Certo. Ad esempio, quando abbiamo iniziato la nostra attività con i Madredeus, alla fine degli anni 80, erano passati quasi 15 anni dalla Rivoluzione dei Garofani (1974) che ci liberò di un regime che ci aveva rinchiusi per 40 anni dentro i nostri confini. E il regime aveva utilizzato tutti i simboli nazionali, incluso il fado, per promuovere la sua propaganda. Così ci fu una reazione contraria, nessuno voleva più avere a che fare con il fado, perché veniva identificato con quel periodo. Poi, per fortuna, le cose sono cambiate. Personalmente però non ho mai avuto molto a che fare con questa tradizione musicale, né da solista, né con i Madredeus.

Curiosamente, però, alcune cronache riportano il fatto che durante le tue prime esibizioni nei locali del Barrio Alto cantavi proprio il fado…
No, in realtà non era quel tipo di musica.
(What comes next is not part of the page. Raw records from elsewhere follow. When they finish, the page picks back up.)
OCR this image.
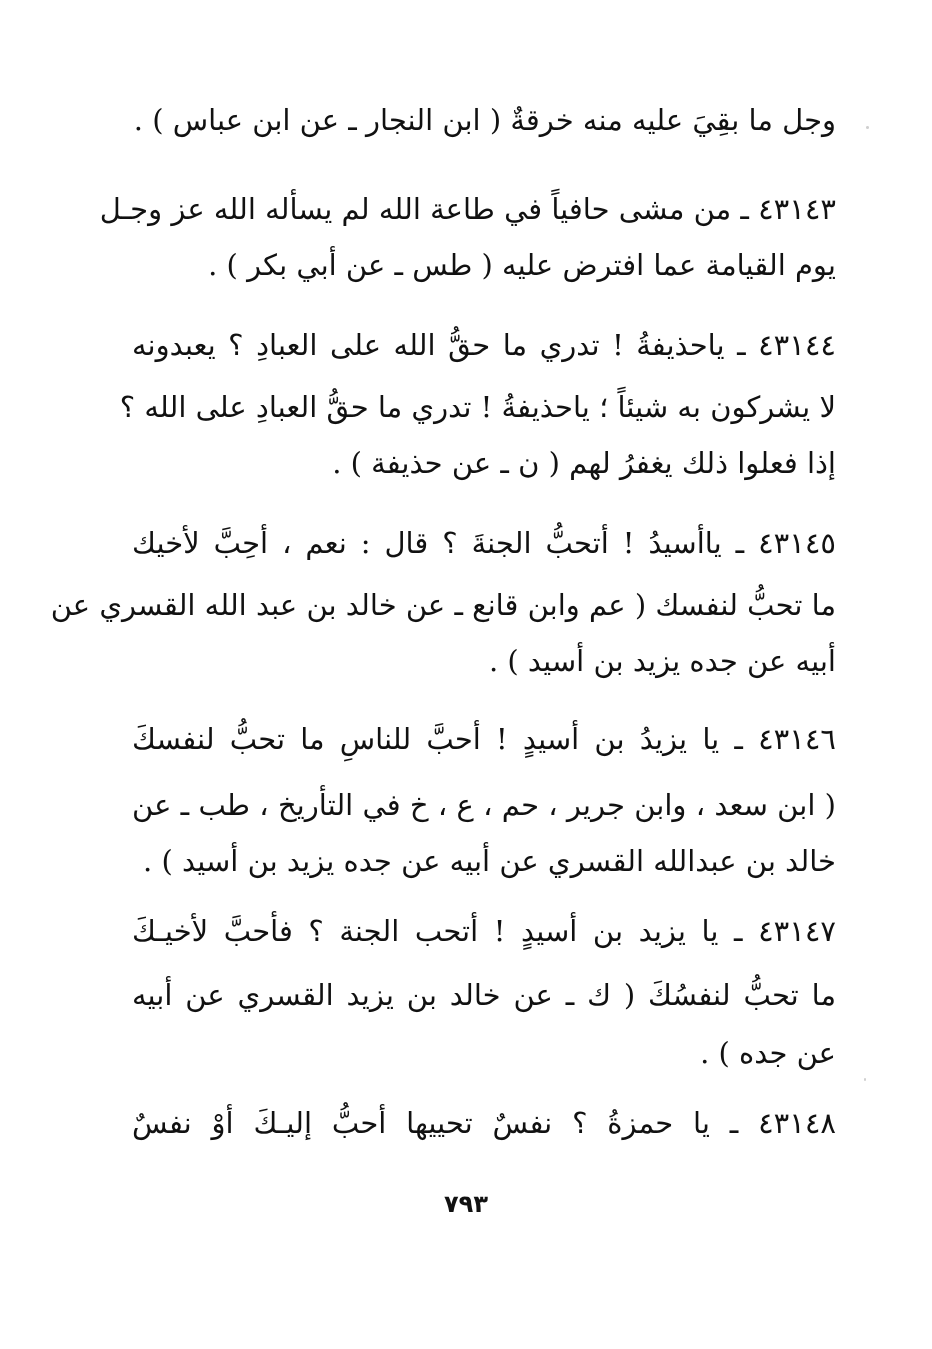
وجل ما بقِيَ عليه منه خرقةٌ ( ابن النجار ـ عن ابن عباس ) .
٤٣١٤٣ ـ من مشى حافياً في طاعة الله لم يسأله الله عز وجـل
يوم القيامة عما افترض عليه ( طس ـ عن أبي بكر ) .
٤٣١٤٤ ـ ياحذيفةُ ! تدري ما حقُّ الله على العبادِ ؟ يعبدونه
لا يشركون به شيئاً ؛ ياحذيفةُ ! تدري ما حقُّ العبادِ على الله ؟
إذا فعلوا ذلك يغفرُ لهم ( ن ـ عن حذيفة ) .
٤٣١٤٥ ـ ياأسيدُ ! أتحبُّ الجنةَ ؟ قال : نعم ، أحِبَّ لأخيك
ما تحبُّ لنفسك ( عم وابن قانع ـ عن خالد بن عبد الله القسري عن
أبيه عن جده يزيد بن أسيد ) .
٤٣١٤٦ ـ يا يزيدُ بن أسيدٍ ! أحبَّ للناسِ ما تحبُّ لنفسكَ
( ابن سعد ، وابن جرير ، حم ، ع ، خ في التأريخ ، طب ـ عن
خالد بن عبدالله القسري عن أبيه عن جده يزيد بن أسيد ) .
٤٣١٤٧ ـ يا يزيد بن أسيدٍ ! أتحب الجنة ؟ فأحبَّ لأخيـكَ
ما تحبُّ لنفسُكَ ( ك ـ عن خالد بن يزيد القسري عن أبيه
عن جده ) .
٤٣١٤٨ ـ يا حمزةُ ؟ نفسٌ تحييها أحبُّ إليـكَ أوْ نفسٌ
٧٩٣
Erano canzoni classiche portoghesi, ad esempio quelle di due dischi che i miei genitori avevano a casa: “Cantigas do Maio” di José Afonso, uno dei più grandi autori portoghesi nonché strenuo nemico del regime, e poi “O Disco Do Busto”, un album realizzato da Amália Rodrigues con Alain Oulman, un compositore meraviglioso che metteva in musica i migliori poeti nazionali, uscendo però dal territorio del fado. Sono stati anni appassionanti, in ogni caso: quella Lisbona notturna, così chiusa e misteriosa, risentiva ancora del periodo oscuro del regime, ma era al tempo stesso piena di vita e di voglia di rinascere.
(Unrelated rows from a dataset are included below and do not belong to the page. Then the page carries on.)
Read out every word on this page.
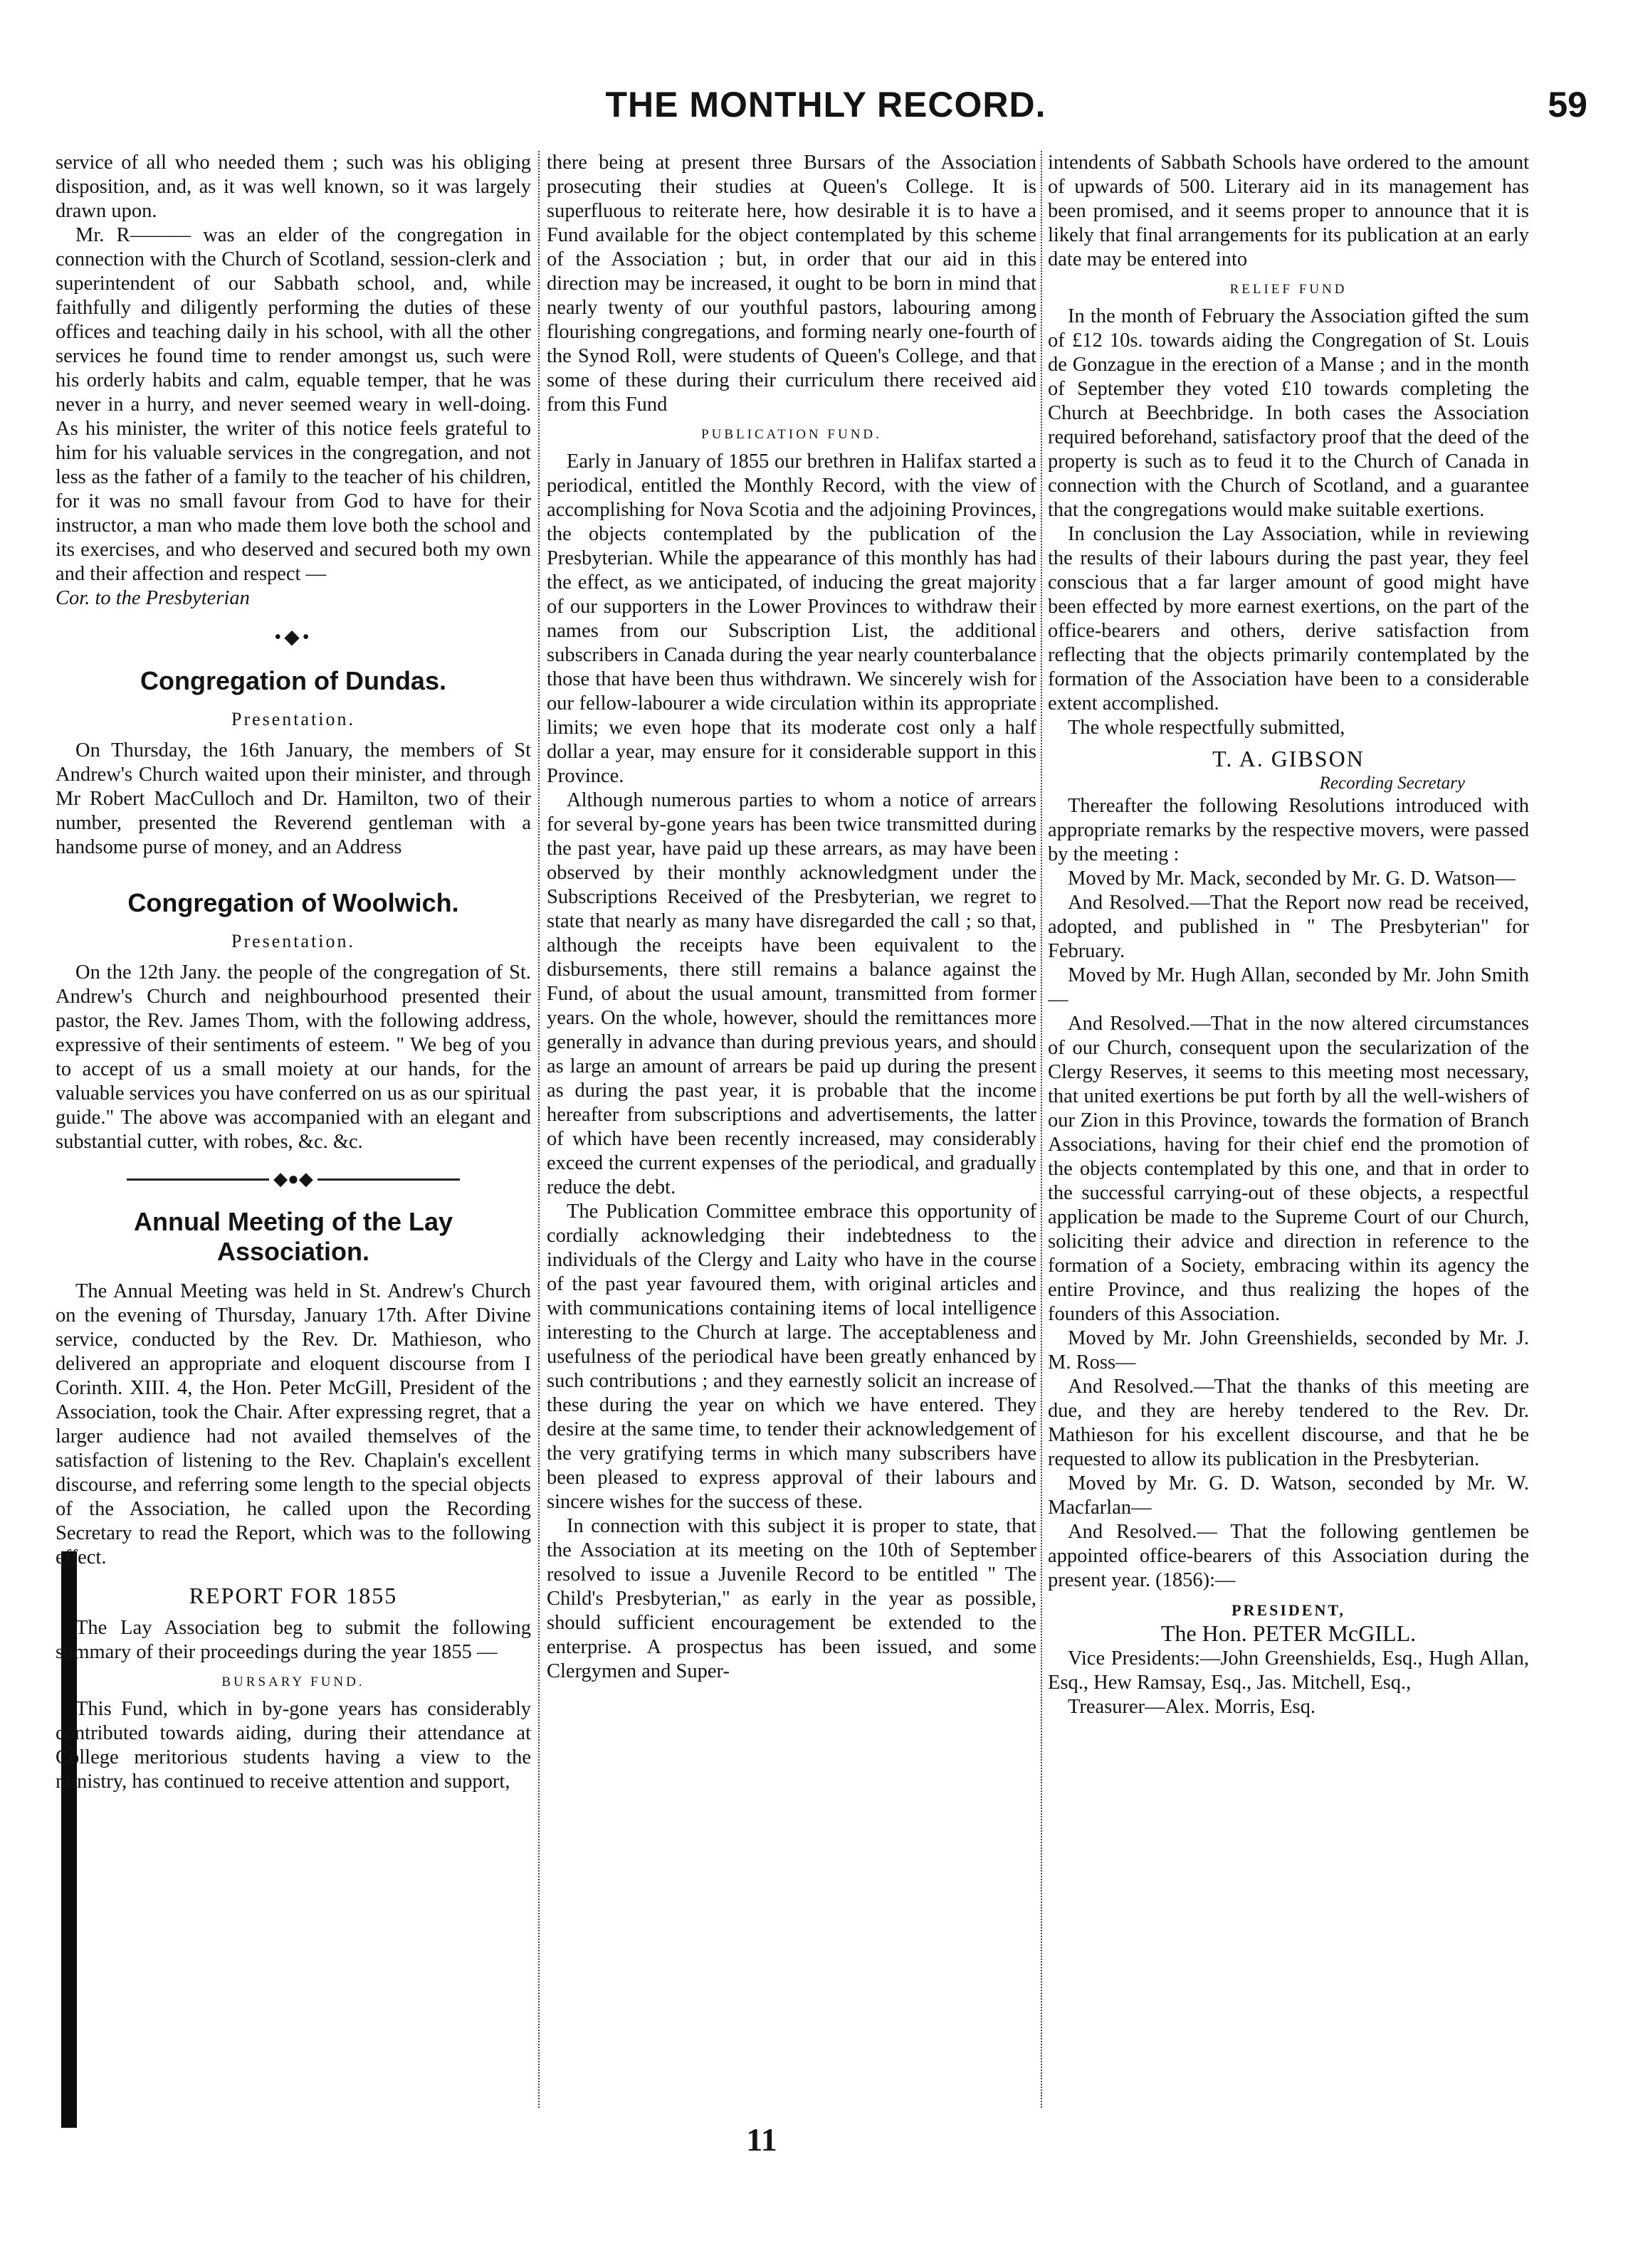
THE MONTHLY RECORD.	59

service of all who needed them ; such was his obliging disposition, and, as it was well known, so it was largely drawn upon.

Mr. R——— was an elder of the congregation in connection with the Church of Scotland, session-clerk and superintendent of our Sabbath school, and, while faithfully and diligently performing the duties of these offices and teaching daily in his school, with all the other services he found time to render amongst us, such were his orderly habits and calm, equable temper, that he was never in a hurry, and never seemed weary in well-doing. As his minister, the writer of this notice feels grateful to him for his valuable services in the congregation, and not less as the father of a family to the teacher of his children, for it was no small favour from God to have for their instructor, a man who made them love both the school and its exercises, and who deserved and secured both my own and their affection and respect —

Cor. to the Presbyterian

•◆•
Congregation of Dundas.
Presentation.

On Thursday, the 16th January, the members of St Andrew's Church waited upon their minister, and through Mr Robert MacCulloch and Dr. Hamilton, two of their number, presented the Reverend gentleman with a handsome purse of money, and an Address

Congregation of Woolwich.
Presentation.

On the 12th Jany. the people of the congregation of St. Andrew's Church and neighbourhood presented their pastor, the Rev. James Thom, with the following address, expressive of their sentiments of esteem. " We beg of you to accept of us a small moiety at our hands, for the valuable services you have conferred on us as our spiritual guide." The above was accompanied with an elegant and substantial cutter, with robes, &c. &c.

◆●◆
Annual Meeting of the Lay Association.

The Annual Meeting was held in St. Andrew's Church on the evening of Thursday, January 17th. After Divine service, conducted by the Rev. Dr. Mathieson, who delivered an appropriate and eloquent discourse from I Corinth. XIII. 4, the Hon. Peter McGill, President of the Association, took the Chair. After expressing regret, that a larger audience had not availed themselves of the satisfaction of listening to the Rev. Chaplain's excellent discourse, and referring some length to the special objects of the Association, he called upon the Recording Secretary to read the Report, which was to the following effect.

REPORT FOR 1855

The Lay Association beg to submit the following summary of their proceedings during the year 1855 —

BURSARY FUND.

This Fund, which in by-gone years has considerably contributed towards aiding, during their attendance at College meritorious students having a view to the ministry, has continued to receive attention and support,

there being at present three Bursars of the Association prosecuting their studies at Queen's College. It is superfluous to reiterate here, how desirable it is to have a Fund available for the object contemplated by this scheme of the Association ; but, in order that our aid in this direction may be increased, it ought to be born in mind that nearly twenty of our youthful pastors, labouring among flourishing congregations, and forming nearly one-fourth of the Synod Roll, were students of Queen's College, and that some of these during their curriculum there received aid from this Fund

PUBLICATION FUND.

Early in January of 1855 our brethren in Halifax started a periodical, entitled the Monthly Record, with the view of accomplishing for Nova Scotia and the adjoining Provinces, the objects contemplated by the publication of the Presbyterian. While the appearance of this monthly has had the effect, as we anticipated, of inducing the great majority of our supporters in the Lower Provinces to withdraw their names from our Subscription List, the additional subscribers in Canada during the year nearly counterbalance those that have been thus withdrawn. We sincerely wish for our fellow-labourer a wide circulation within its appropriate limits; we even hope that its moderate cost only a half dollar a year, may ensure for it considerable support in this Province.

Although numerous parties to whom a notice of arrears for several by-gone years has been twice transmitted during the past year, have paid up these arrears, as may have been observed by their monthly acknowledgment under the Subscriptions Received of the Presbyterian, we regret to state that nearly as many have disregarded the call ; so that, although the receipts have been equivalent to the disbursements, there still remains a balance against the Fund, of about the usual amount, transmitted from former years. On the whole, however, should the remittances more generally in advance than during previous years, and should as large an amount of arrears be paid up during the present as during the past year, it is probable that the income hereafter from subscriptions and advertisements, the latter of which have been recently increased, may considerably exceed the current expenses of the periodical, and gradually reduce the debt.

The Publication Committee embrace this opportunity of cordially acknowledging their indebtedness to the individuals of the Clergy and Laity who have in the course of the past year favoured them, with original articles and with communications containing items of local intelligence interesting to the Church at large. The acceptableness and usefulness of the periodical have been greatly enhanced by such contributions ; and they earnestly solicit an increase of these during the year on which we have entered. They desire at the same time, to tender their acknowledgement of the very gratifying terms in which many subscribers have been pleased to express approval of their labours and sincere wishes for the success of these.

In connection with this subject it is proper to state, that the Association at its meeting on the 10th of September resolved to issue a Juvenile Record to be entitled " The Child's Presbyterian," as early in the year as possible, should sufficient encouragement be extended to the enterprise. A prospectus has been issued, and some Clergymen and Super-

intendents of Sabbath Schools have ordered to the amount of upwards of 500. Literary aid in its management has been promised, and it seems proper to announce that it is likely that final arrangements for its publication at an early date may be entered into

RELIEF FUND

In the month of February the Association gifted the sum of £12 10s. towards aiding the Congregation of St. Louis de Gonzague in the erection of a Manse ; and in the month of September they voted £10 towards completing the Church at Beechbridge. In both cases the Association required beforehand, satisfactory proof that the deed of the property is such as to feud it to the Church of Canada in connection with the Church of Scotland, and a guarantee that the congregations would make suitable exertions.

In conclusion the Lay Association, while in reviewing the results of their labours during the past year, they feel conscious that a far larger amount of good might have been effected by more earnest exertions, on the part of the office-bearers and others, derive satisfaction from reflecting that the objects primarily contemplated by the formation of the Association have been to a considerable extent accomplished.

The whole respectfully submitted,

T. A. GIBSON
Recording Secretary

Thereafter the following Resolutions introduced with appropriate remarks by the respective movers, were passed by the meeting :

Moved by Mr. Mack, seconded by Mr. G. D. Watson—

And Resolved.—That the Report now read be received, adopted, and published in " The Presbyterian" for February.

Moved by Mr. Hugh Allan, seconded by Mr. John Smith—

And Resolved.—That in the now altered circumstances of our Church, consequent upon the secularization of the Clergy Reserves, it seems to this meeting most necessary, that united exertions be put forth by all the well-wishers of our Zion in this Province, towards the formation of Branch Associations, having for their chief end the promotion of the objects contemplated by this one, and that in order to the successful carrying-out of these objects, a respectful application be made to the Supreme Court of our Church, soliciting their advice and direction in reference to the formation of a Society, embracing within its agency the entire Province, and thus realizing the hopes of the founders of this Association.

Moved by Mr. John Greenshields, seconded by Mr. J. M. Ross—

And Resolved.—That the thanks of this meeting are due, and they are hereby tendered to the Rev. Dr. Mathieson for his excellent discourse, and that he be requested to allow its publication in the Presbyterian.

Moved by Mr. G. D. Watson, seconded by Mr. W. Macfarlan—

And Resolved.— That the following gentlemen be appointed office-bearers of this Association during the present year. (1856):—

PRESIDENT,
The Hon. PETER McGILL.

Vice Presidents:—John Greenshields, Esq., Hugh Allan, Esq., Hew Ramsay, Esq., Jas. Mitchell, Esq.,

Treasurer—Alex. Morris, Esq.

11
E proprio grazie a quelle esibizioni riuscisti a entrare nei Madredeus…
Sì, restarono colpiti e mi invitarono a far parte di un gruppo che stava nascendo e che però solo qualche tempo dopo iniziò a chiamarsi Madredeus (contrazione di Madre de Deus, il convento, ora teatro, in cui si registrarono i primi brani, ndr).

Blasfemo dire che oggi il simbolo nazionale portoghese è invece un calciatore, Cristiano Ronaldo?
Io non seguo molto il calcio, se non le partite della nazionale portoghese, ma, sì, lui è davvero un simbolo per noi. Siamo tutti orgogliosi di quello che fa. È un campione, ma anche un esempio di umiltà e serietà, a dispetto delle apparenze. Vi divertirete con lui nel campionato italiano.
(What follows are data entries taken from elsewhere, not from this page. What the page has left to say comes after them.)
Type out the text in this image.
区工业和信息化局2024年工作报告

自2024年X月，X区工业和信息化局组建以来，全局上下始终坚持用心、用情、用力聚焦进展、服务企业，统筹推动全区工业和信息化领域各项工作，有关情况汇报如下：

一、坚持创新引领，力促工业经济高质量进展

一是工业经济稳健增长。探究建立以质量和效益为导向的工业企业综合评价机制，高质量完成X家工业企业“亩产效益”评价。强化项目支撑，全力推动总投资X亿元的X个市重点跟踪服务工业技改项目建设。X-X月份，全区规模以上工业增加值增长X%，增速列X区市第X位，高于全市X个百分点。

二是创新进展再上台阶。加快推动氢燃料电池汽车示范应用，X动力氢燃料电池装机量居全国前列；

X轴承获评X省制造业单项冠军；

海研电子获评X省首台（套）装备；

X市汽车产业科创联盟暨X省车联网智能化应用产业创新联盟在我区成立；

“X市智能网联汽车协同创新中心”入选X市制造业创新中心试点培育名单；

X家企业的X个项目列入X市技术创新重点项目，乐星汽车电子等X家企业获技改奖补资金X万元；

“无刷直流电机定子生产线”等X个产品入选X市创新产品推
E Teresa Salgueiro che rapporto ha con l'Italia? Sembrerebbe buonissimo, a giudicare da come parli la nostra lingua. A proposito: come hai fatto a impararla così bene?
Grazie! Ho lavorato da voi con i Madredeus e poi l’italiano è una lingua che mi piace molto. Sono sempre felice di venire a fare concerti qui, c'è grande calore e affetto. Amo anche musicisti italiani, come Ennio Morricone, Mina, Angelo Branduardi, Franco Battiato e gli Avion Travel. Della scena attuale, invece, conosco molto poco.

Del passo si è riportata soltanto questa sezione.